The singular measurement of safety

Despite changing politics, OSHA violations have largely remained the same. However, when measured using the Liberty Mutual Worker Safety Index, cost of injuries is down $2B from 2016. Whichever way you measure it, safety remains one of the biggest challenges in today's workplace.

By Bob Vavra, Content Manager, CFE Media October 23, 2017

I’ve covered safety-related issues for a long time, and for more than a decade, that coverage has focused in part on OSHA. It’s hard to imagine that the Occupational Safety and Health Administration wasn’t created until the Nixon Administration in the early 1970s. 

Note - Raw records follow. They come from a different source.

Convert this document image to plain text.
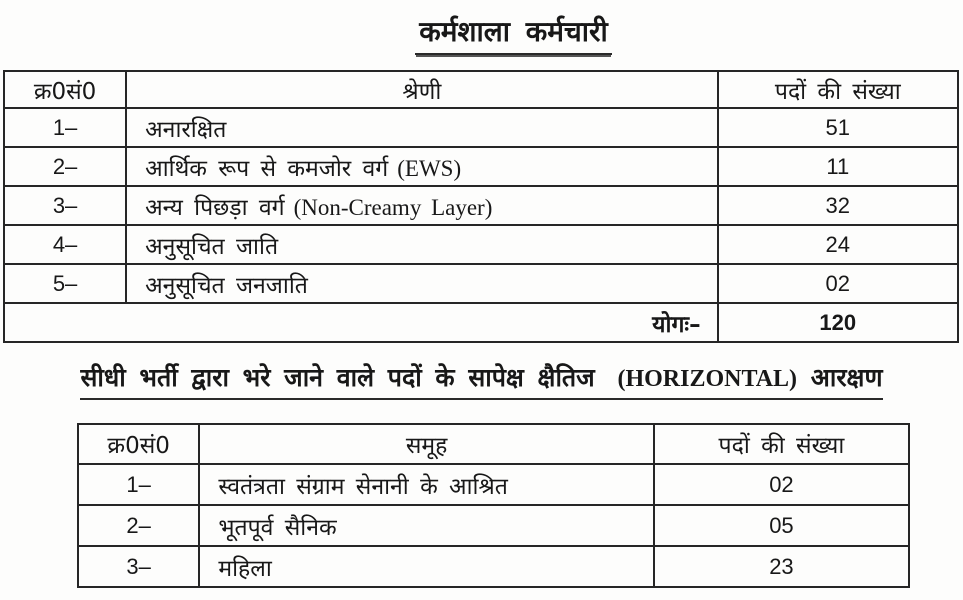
कर्मशाला कर्मचारी
क्र0सं0	श्रेणी	पदों की संख्या
1–	अनारक्षित	51
2–	आर्थिक रूप से कमजोर वर्ग (EWS)	11
3–	अन्य पिछड़ा वर्ग (Non-Creamy Layer)	32
4–	अनुसूचित जाति	24
5–	अनुसूचित जनजाति	02
योगः–		120
सीधी भर्ती द्वारा भरे जाने वाले पदों के सापेक्ष क्षैतिज (HORIZONTAL) आरक्षण
क्र0सं0	समूह	पदों की संख्या
1–	स्वतंत्रता संग्राम सेनानी के आश्रित	02
2–	भूतपूर्व सैनिक	05
3–	महिला	23
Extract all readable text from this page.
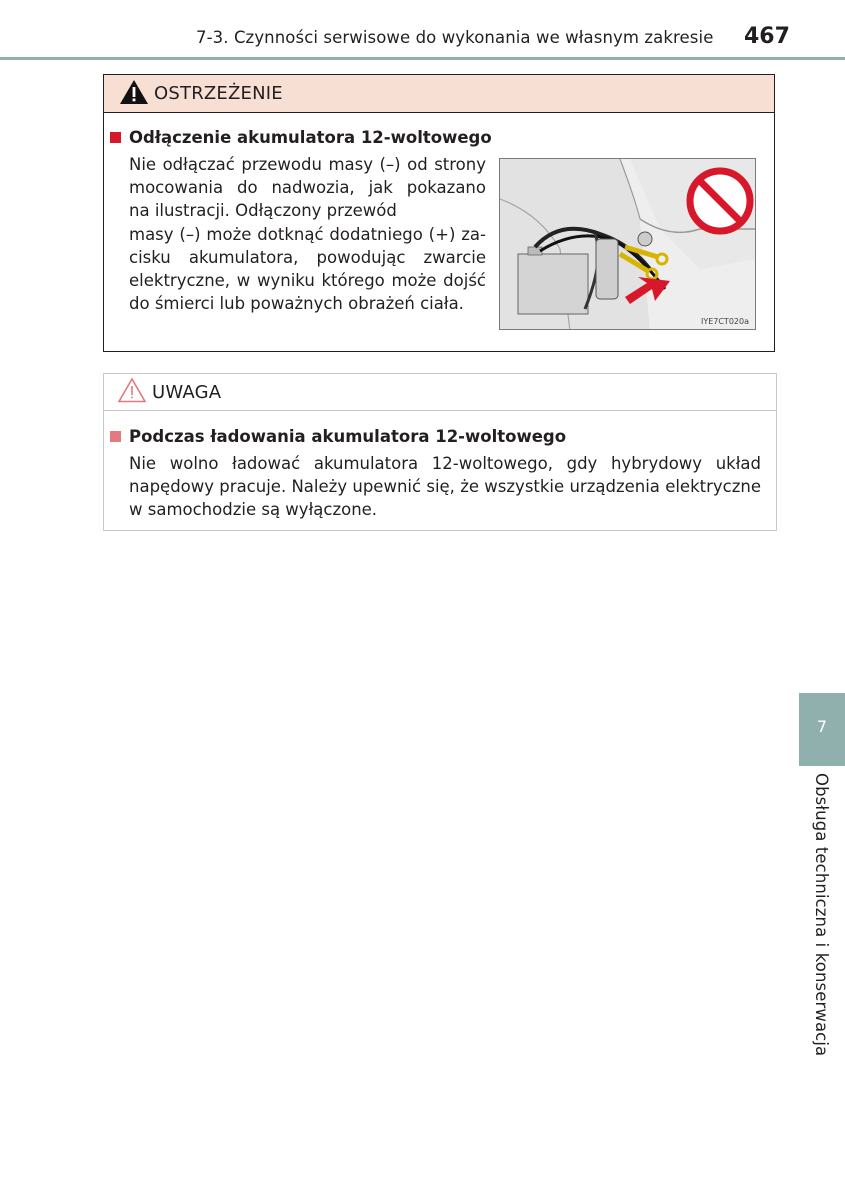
7-3. Czynności serwisowe do wykonania we własnym zakresie 467
OSTRZEŻENIE
Odłączenie akumulatora 12-woltowego
Nie odłączać przewodu masy (–) od strony
mocowania do nadwozia, jak pokazano
na ilustracji. Odłączony przewód
masy (–) może dotknąć dodatniego (+) za-
cisku akumulatora, powodując zwarcie
elektryczne, w wyniku którego może dojść
do śmierci lub poważnych obrażeń ciała.
IYE7CT020a
UWAGA
Podczas ładowania akumulatora 12-woltowego
Nie wolno ładować akumulatora 12-woltowego, gdy hybrydowy układ
napędowy pracuje. Należy upewnić się, że wszystkie urządzenia elektryczne
w samochodzie są wyłączone.
7
Obsługa techniczna i konserwacja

Worker safety issues have been an issue much earlier than the 1970s, of course, but the federal government had only an ancillary role in worker safety before then.
Over the past two decades, the policy on safety depended largely on which political party was in office. The second Bush Administration favored voluntary compliance, championing the Voluntary Protection Program (VPP), which had been a part of OSHA’s original legislation. The Obama Administration pursued tougher enforcement of unsafe workplaces.
The pendulum of safety is swinging back toward encouraging workplace safety as a matter of operational policy as opposed to enforcing safety as a matter of law. There are merits to both policies, success stories on both sides, and examples of failures in both stances. The great truth about workplace safety is that the federal government can neither patrol every plant nor provide enough incentive to ensure that incidents will not occur.
The other great truth about safety is that the Top 10 cited OSHA violations are the same, year after year. The chart looks at the last four years of OSHA violations (the first number represents the OSHA standard in violation, and corresponds to the 2016 results):
You have to admire the consistency of the American workplace. 
There’s another measure of workplace injuries and incidents, however. Liberty Mutual Insurance, which long has been among the champions of workplace safety, uses a slightly different calculation. In January, the company released 2017 Workplace Safety Index—the top 10 serious non-fatal workplace injuries based on total cost of the employer (defined as injuries that cause a worker to miss six or more days of work). 
The total cost of all such injuries in 2017 was $59.9 billion—horrific on its face, but actually down $2 billion from 2016. As with the OSHA data, not much changes from year to year. 
“Workplace injuries impact both employees and employers. Injured employees face potential physical, emotional, and financial harm,” said Debbie Michel of Liberty Mutual in a press release on the company website that announced the Index results. “Employers face the direct costs of workplace injuries – medical care related to the accident and some portion of an injured employee’s pay – and the indirect costs, including hiring temporary employees, lost productivity, and quality disruptions.”
Overexertion on the job accounts for 23% of injuries at a cost of $13.8 billion. Slips, trips, and falls on the same level accounted for another $10.7 billion in costs, and falls to another level cost $5.5 billion. 
So you can measure safety by cost, or measure it by types of incidents. You can ramp up voluntary compliance by pointing to the financial cost of safety, or crack down with enforcement by pointing to the human cost. Yet, as the empirical data shows, we are no closer to solving the fundamental issue of safety.
That’s because safety is not an agency issue, or an insurance company issue. It cannot be managed by either compliance or enforcement, and it cannot be qualified by data or dollars. Safety is a daily exercise. It begins with a personal commitment to work in safety every day, and to do all you can to ensure others around you do as well. You can look out for yourself, and for others, and still perform your work in safety. 
Safety is singular. It begins and ends with you, because if every single worker were committed to safety every single day, this would no longer be an annual story, based on numbers.